UPDATE: In September 2015, Drax announced that they were pulling out of this project which therefore now seems unlikely to go ahead.
The White Rose Project by Drax, Alstom and BOC is a new coal power station (possibly to be co-fired with biomass) next to Drax’s existing coal and biomass power station, for which a planning application has already been submitted. The White Rose plant would be capable of capturing carbon but it could technically be run more efficiently and cheaply as a conventional coal power plant without any CCS and it would be flexible to burn coal or wood pellets. The planning application for the White Rose plant is separate to one submitted by National Grid for a CO2 pipeline, although the pipeline application will have an impact on whether the power station could be consented as a CCS plant.
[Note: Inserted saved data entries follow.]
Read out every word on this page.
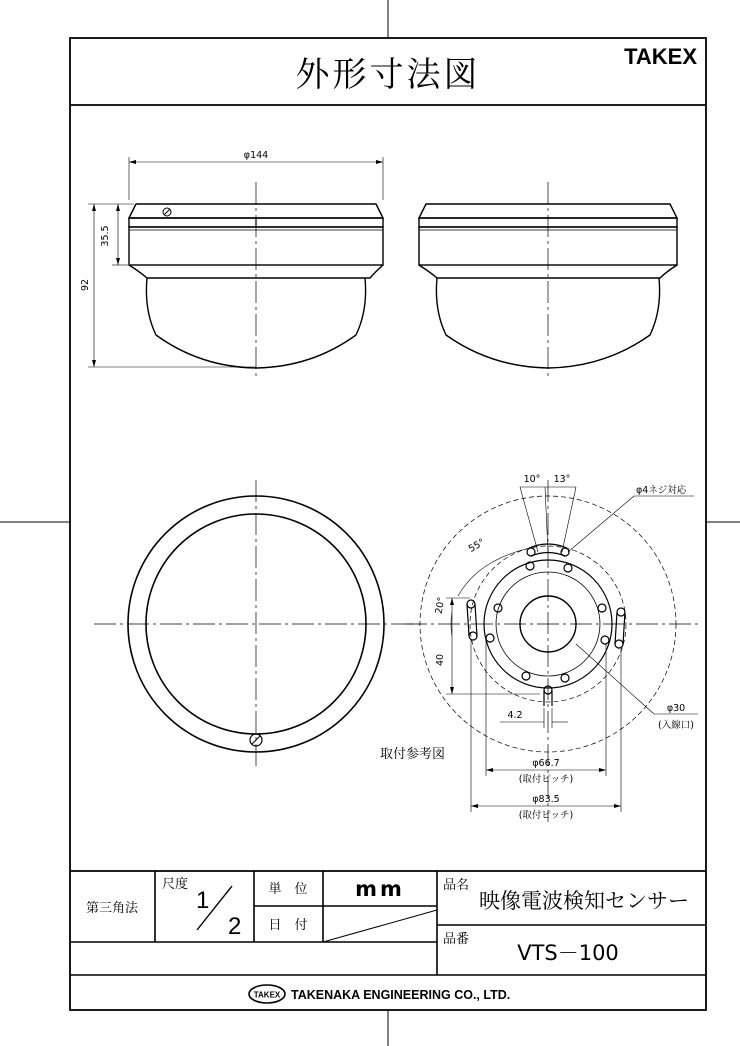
外形寸法図	TAKEX
φ144
35.5
92
10° 13°
55°
20°
φ4ネジ対応
40
4.2
φ30
(入線口)
φ66.7
(取付ピッチ)
φ83.5
(取付ピッチ)
取付参考図
第三角法
尺度
1
2
単　位 mm
日　付
品名
映像電波検知センサー
品番
VTS－100
TAKEX TAKENAKA ENGINEERING CO., LTD.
The White Rose project is one of just two ‘preferred bidders’ for a £900 million capital grant from DECC and the developers have already received £50 million from DECC for a feasibility study. DECC also expects the project to attract a Green Investment Bank loan. If the plant was built and consistently run with CCS, it would be eligible for annual subsidies (Contract for Difference) and for up to €300 million from the European Commission.
However, there is no guarantee that the power station would operate with consistent, maximum CO2 capture or indeed with carbon capture at all. The plant would be automatically exempt from any limits on carbon emissions (and thus any requirement to capture carbon) for a period of three years. After three years, they could legally operate by either capturing just half the carbon, or by co-firing up to 50% wood pellets or any combination thereof.
No other country in the world is investing in a scheme like the White Rose project. The technology for capturing carbon this way has already been tested and shown to be too expensive and inefficient to be commercially viable. Only a technological breakthrough could change this situation. Major public funding for a technology which two large energy firms have tested and dismissed as commercially unviable will not make CCS any more commercially viable; it will merely increase the demand for coal and potentially for wood pellets, as well as increasing CO2 emissions from coal mining, from logging and forest degradation (if wood pellets are co-fired) and from the new power plant’s smokestack since, at the very most, only 90% of CO2 can be captured, with no guarantee of any being captured at all.